Should M. Nagaraj Verdict On Reservation In Promotions Be Reconsidered? Constitution Bench Reserves Judgment

Should M. Nagaraj Verdict On Reservation In Promotions Be Reconsidered?  Constitution Bench Reserves Judgment

The Supreme Court on Thursday reserved its judgment on the question whether its 2006 decision in M. Nagaraj requires reconsideration by a larger bench.

The five-judge bench headed by Chief Justice Dipak Misra heard a battery of lawyers, including Attorney General K. K. Venugopal, ASG Tushar Mehta, Senior Counsel Indira Jaising, P. S. Patwalia, Dinesh Dwivedi and Sanjay Hedge in favour of the reference and, inter alia, Senior Advocates Shanti Bhushan, Rajeev Dhavan, Rakesh Dwivedi and Shekhar Naphade in support of the 2006 ruling.

At the hearing on Wednesday, senior advocate Rakesh Dwivedi, who represents those opposing quota in promotions, had told the bench that earlier there was presumption of backwardness with regard to scheduled caste and scheduled tribe communities.

There should not be quota in promotions for higher services as the presumption of backwardness of SC and ST employees "vanishes" once they join government service, he had claimed.

He had also said the quota in promotions for SC/ST may be continued for class-IV and class-III services, but should not be allowed for higher services.
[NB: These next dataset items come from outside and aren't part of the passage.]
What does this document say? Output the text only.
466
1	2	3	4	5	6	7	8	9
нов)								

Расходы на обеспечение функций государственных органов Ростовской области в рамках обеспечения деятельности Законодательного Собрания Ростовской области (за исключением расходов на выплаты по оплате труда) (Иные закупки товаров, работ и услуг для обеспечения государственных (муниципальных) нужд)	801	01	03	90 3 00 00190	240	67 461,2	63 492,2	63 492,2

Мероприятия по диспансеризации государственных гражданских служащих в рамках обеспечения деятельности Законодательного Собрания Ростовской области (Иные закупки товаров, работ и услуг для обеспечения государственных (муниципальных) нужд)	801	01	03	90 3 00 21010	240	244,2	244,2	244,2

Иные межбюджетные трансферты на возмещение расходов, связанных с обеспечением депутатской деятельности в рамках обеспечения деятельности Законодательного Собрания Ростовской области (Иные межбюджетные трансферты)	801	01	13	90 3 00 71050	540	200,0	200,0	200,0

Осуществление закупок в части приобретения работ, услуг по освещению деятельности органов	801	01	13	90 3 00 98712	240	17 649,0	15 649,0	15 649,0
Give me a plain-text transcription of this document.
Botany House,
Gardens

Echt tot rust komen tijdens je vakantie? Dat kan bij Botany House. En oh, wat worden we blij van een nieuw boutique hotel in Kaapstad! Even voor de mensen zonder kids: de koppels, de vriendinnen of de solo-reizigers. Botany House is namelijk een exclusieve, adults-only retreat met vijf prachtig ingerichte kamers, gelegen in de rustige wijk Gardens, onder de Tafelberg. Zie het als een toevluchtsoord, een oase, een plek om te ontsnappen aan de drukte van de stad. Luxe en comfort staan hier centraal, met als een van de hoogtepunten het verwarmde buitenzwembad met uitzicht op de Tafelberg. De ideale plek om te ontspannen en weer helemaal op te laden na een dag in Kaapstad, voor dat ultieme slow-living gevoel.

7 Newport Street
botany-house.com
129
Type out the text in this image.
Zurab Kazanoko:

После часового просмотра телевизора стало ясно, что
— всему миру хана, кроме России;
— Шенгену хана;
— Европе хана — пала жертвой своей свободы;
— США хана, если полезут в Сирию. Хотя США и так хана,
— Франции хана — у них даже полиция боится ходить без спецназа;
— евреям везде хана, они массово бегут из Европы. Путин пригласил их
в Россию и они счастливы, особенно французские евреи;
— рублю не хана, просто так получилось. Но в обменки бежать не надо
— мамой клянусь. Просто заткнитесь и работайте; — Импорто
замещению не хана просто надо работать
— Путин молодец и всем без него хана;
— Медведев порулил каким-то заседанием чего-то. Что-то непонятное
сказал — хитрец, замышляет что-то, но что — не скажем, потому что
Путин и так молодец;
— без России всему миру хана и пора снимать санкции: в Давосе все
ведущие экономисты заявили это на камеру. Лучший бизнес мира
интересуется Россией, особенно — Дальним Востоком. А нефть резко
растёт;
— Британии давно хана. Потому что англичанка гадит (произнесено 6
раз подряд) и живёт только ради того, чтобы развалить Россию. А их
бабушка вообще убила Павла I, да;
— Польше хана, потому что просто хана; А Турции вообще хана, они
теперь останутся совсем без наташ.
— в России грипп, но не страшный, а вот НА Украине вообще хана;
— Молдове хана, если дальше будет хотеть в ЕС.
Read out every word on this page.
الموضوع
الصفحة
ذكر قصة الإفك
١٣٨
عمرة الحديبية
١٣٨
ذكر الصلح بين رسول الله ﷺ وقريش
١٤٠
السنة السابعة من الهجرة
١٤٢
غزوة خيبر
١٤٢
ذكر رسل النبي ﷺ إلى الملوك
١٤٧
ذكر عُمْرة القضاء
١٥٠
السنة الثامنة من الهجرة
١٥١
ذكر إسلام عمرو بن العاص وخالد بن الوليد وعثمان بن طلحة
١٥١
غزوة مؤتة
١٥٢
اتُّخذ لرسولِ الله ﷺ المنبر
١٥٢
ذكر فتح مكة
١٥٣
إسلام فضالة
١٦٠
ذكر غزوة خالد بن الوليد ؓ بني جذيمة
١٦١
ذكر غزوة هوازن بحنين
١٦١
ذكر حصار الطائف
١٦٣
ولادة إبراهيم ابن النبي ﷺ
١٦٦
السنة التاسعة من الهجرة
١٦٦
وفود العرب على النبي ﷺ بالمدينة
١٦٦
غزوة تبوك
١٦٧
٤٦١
On Thursday, it was reiterated that the constitutional rationale behind reservation was to aid in the upliftment of the socially, educationally and economically backward and that even those in whose respect this object has been realised could not continue to use the “crutches” of reservation in perpetuity.

It was argued that the times were past when certain classes faced oppression on account of their caste or social status as were the times when there used to be such oppressors.

It was insisted that the states satisfy themselves of the persisting backwardness in extending the benefit of reservation in matters of promotion to a candidate and not merely be influenced by the poor condition of a few members of his class.

The bench was of the opinion that the criterion of ‘backwardness’ did not hold much water so far as the SC/ST are concerned and that the states be guided by the the inadequacy of their representation in the services in according reservation.

In his turn, Mr. Naphade urged that the court be very cautious in displacing the law as laid down in M. Nagaraj, bearing in mind the interests of persons to whom it has been applied.

He submitted that if it were the contention of the State that there has been no significant improvement in the scenario of the SC/ST since the quota system was envisaged in the Constitution in 1950, the situation could only be imputed to the government.

Pressing for a reconsideration, the AG has objected to the requirement of proving backwardness for the SC and ST where this criterion is already purported to be satisfied by notification under Articles 341 and 342.

He stated that certain members of these classes may have advanced educationally and economically but the social stigma attached to them subsists, with the upper-castes continuing to eschew them.

It was indicated how the constitution bench in E. V. Chinnaiah (2004) had set aside the apportionment made by the state of Andhra Pradesh of the 15% reservation for the SC in the educational institutions and in the services of the state amongst 4 groups depending on the extent of backwardness.

“This is a provision for affirmative action...for thousands of years, these classes were subjugated...they could not walk on the streets with the upper castes...the State has to protect them...as per me, they should be given the same number Of posts in promotion as they are entitled to in matters of appointment, depending on population of the states”, was the stand of the AG who has prayed for a 22.5% reservation, 15% for the SC and 7.5% for the ST.

The AG has sought for M. Nagaraj to be reconsidered by a larger bench in view of the seven and nine judge bench decisions in N. M. Thomas (1976) And Indira Sawhney (1992) respectively where it has been held that there is a presumption of backwardness in respect of the SC/ST and that the ‘creamy layer’ concept does not apply to them.

Last week, The Bench had inquired if the progressive members of the SC/ST could be regarded as backward so as to deserve the reservation not only at the stage of recruitment but even in promotions.

“suppose ‘X’, by virtue of reservation, has become the secretary of a state, will it be logical to treat him or his family as backward?”, the Chief Justice had asked.

“Your status of SC is not taken away but room is made to determine whether you are entitled to the benefit of reservation in promotions”, he had remarked.